Recent advances in understanding amyotrophic lateral sclerosis (ALS) have delivered new questions. Disappointingly, the initial enthusiasm for transgenic mouse models of the disease has not been followed by rapid advances in therapy or prevention. Monogenic models may have inadvertently masked the true complexity of the human disease. ALS has evolved into a multisystem disorder, involving a final common pathway accessible via multiple upstream aetiological tributaries. Nonetheless, there is a common clinical core to ALS, as clear today as it was to Charcot and others. We stress the continuing relevance of clinical observations amid the increasing molecular complexity of ALS.

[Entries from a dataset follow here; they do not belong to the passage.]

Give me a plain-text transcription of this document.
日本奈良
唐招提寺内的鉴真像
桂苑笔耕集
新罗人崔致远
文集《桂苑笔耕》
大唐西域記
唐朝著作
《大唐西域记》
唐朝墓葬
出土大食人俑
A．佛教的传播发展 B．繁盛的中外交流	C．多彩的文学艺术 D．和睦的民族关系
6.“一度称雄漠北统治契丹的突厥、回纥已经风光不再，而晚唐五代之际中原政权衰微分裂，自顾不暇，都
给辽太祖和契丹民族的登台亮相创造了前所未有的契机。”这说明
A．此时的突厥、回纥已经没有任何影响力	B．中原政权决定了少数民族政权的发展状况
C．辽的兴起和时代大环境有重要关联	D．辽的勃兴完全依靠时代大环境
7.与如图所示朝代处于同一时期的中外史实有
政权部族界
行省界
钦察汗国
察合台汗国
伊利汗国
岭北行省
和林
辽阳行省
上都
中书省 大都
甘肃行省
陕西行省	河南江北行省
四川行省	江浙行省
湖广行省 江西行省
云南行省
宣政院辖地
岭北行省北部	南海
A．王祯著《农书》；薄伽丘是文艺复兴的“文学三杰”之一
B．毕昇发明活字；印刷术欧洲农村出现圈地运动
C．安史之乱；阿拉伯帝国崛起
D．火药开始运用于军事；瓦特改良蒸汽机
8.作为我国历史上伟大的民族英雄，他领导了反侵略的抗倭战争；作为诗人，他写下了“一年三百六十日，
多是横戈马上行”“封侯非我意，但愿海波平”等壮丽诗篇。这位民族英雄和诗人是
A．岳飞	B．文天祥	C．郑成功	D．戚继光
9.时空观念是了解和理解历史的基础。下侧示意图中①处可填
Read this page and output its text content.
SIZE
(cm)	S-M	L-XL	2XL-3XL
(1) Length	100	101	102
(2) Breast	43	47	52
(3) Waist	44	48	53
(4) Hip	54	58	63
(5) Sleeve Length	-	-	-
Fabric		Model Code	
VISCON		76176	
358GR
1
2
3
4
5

Keywords: CLINICAL NEUROLOGY; GENETICS; MOLECULAR BIOLOGY; MOTOR NEURON DISEASE; PRION.

Figure 1

Developments in cellular and clinical probes for amyotrophic lateral sclerosis (ALS) over 130 years. Lockhart Clarke's hand-drawn atrophied anterior horn cells (top left) are contrasted with RNA foci (below, red dots) visualised within cortical neurons (nuclei, ∼5–10 µ diameter, stained blue with DAPI) differentiated from induced pluripotent stem cells derived from patient with ALS fibroblasts. Gowers’ textbook contained detailed illustrations of a classical ‘flail arm’ variant of ALS with a head drop (top middle and right), contrasted with the white matter tractography of diffusion tensor MRI (bottom right, temporal lobe projection tracts shown in a cutaway coronal plane from the front). Cortical neuron image provided courtesy of Professor Kevin Talbot, University of Oxford.

Figure 2

The cell versus the system in amyotrophic lateral sclerosis (after Talbot40). From the top: Genetic, environmental and stochastic events influence events at the cellular and also the motor system level. These interact with each other to result in the core ALS syndrome of mixed upper and lower motor neuron signs associated in the majority with relatively minor cognitive impairment. However, rarer pure upper motor neuron (primary lateral sclerosis, PLS), lower motor neuron (progressive muscular atrophy, PMA) and frontotemporal dementia (FTD) variants are recognised. Moreover, these are all characteristically slower in progression, possibly reflecting the relative containment of pathology due to as yet unidentified ‘firewalls’ between neuronal networks.